Production-inventory systems with continuous production or continuous manufacturing have been implemented in a variety of manufacturing contexts. Most recently, the Commissioner of the FDA has called on drug and biological product manufacturers to begin switching from batch manufacturing processes to continuous production. Motivated by prevailing applications and the emerging and promising landscape in the healthcare and pharmaceutical industries, this paper studies a continuous-review production-inventory system with a constant production rate and compound Poisson demands, in which the cost of the system is assessed via inventory holding, stockout penalty and production costs. For any initial inventory, we derive a closed-form expression for the expected discounted cost function until stockout occurrence. We systemically quantify the stockout risk on four different dimensions (i.e., time, volume, frequency and percentage) and derive explicit expressions for each type of risk metric. The objective is to derive the production rate that minimizes the expected discounted system cost subject to a given risk tolerance level on stockouts.
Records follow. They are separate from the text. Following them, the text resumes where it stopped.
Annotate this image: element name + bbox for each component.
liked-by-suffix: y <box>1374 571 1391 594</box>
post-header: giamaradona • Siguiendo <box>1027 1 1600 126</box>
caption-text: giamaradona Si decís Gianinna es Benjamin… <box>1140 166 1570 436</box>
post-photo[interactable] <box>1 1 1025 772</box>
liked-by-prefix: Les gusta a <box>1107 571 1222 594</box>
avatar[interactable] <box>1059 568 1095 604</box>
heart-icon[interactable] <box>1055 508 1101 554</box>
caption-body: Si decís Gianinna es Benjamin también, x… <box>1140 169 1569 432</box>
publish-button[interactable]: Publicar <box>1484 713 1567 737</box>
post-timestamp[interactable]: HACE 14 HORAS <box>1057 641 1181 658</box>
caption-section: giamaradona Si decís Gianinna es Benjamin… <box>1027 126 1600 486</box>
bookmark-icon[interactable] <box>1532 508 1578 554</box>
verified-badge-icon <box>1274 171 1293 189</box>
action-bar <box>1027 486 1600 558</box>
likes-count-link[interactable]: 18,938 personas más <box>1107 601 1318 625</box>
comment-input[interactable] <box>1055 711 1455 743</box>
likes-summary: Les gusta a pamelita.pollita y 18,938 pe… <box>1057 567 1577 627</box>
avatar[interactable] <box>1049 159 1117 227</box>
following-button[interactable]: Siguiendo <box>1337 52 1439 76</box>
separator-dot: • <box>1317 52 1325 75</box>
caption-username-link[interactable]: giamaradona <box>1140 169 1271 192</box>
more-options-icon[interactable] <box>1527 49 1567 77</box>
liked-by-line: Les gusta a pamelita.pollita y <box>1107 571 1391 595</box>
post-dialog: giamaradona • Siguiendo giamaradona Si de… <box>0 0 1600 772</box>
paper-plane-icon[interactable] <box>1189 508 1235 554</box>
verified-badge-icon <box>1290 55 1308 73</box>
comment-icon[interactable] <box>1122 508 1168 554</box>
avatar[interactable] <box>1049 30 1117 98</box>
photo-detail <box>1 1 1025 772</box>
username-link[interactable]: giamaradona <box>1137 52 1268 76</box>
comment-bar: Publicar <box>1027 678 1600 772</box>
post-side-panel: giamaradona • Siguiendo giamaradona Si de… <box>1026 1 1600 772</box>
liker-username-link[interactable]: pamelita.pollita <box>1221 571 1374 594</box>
With the aid of the derived explicit forms of stockout risk and the cost function, we develop a computationally-efficient algorithm for the optimal solution. Extensive numerical studies are conducted to illustrate our results with rich insights. Numerically, we show that it is outrageously costly to reduce stockout risk, especially when this risk is relatively low; the value of risk is more sensitive to the stockout risk level if the demand distribution has a higher volatility.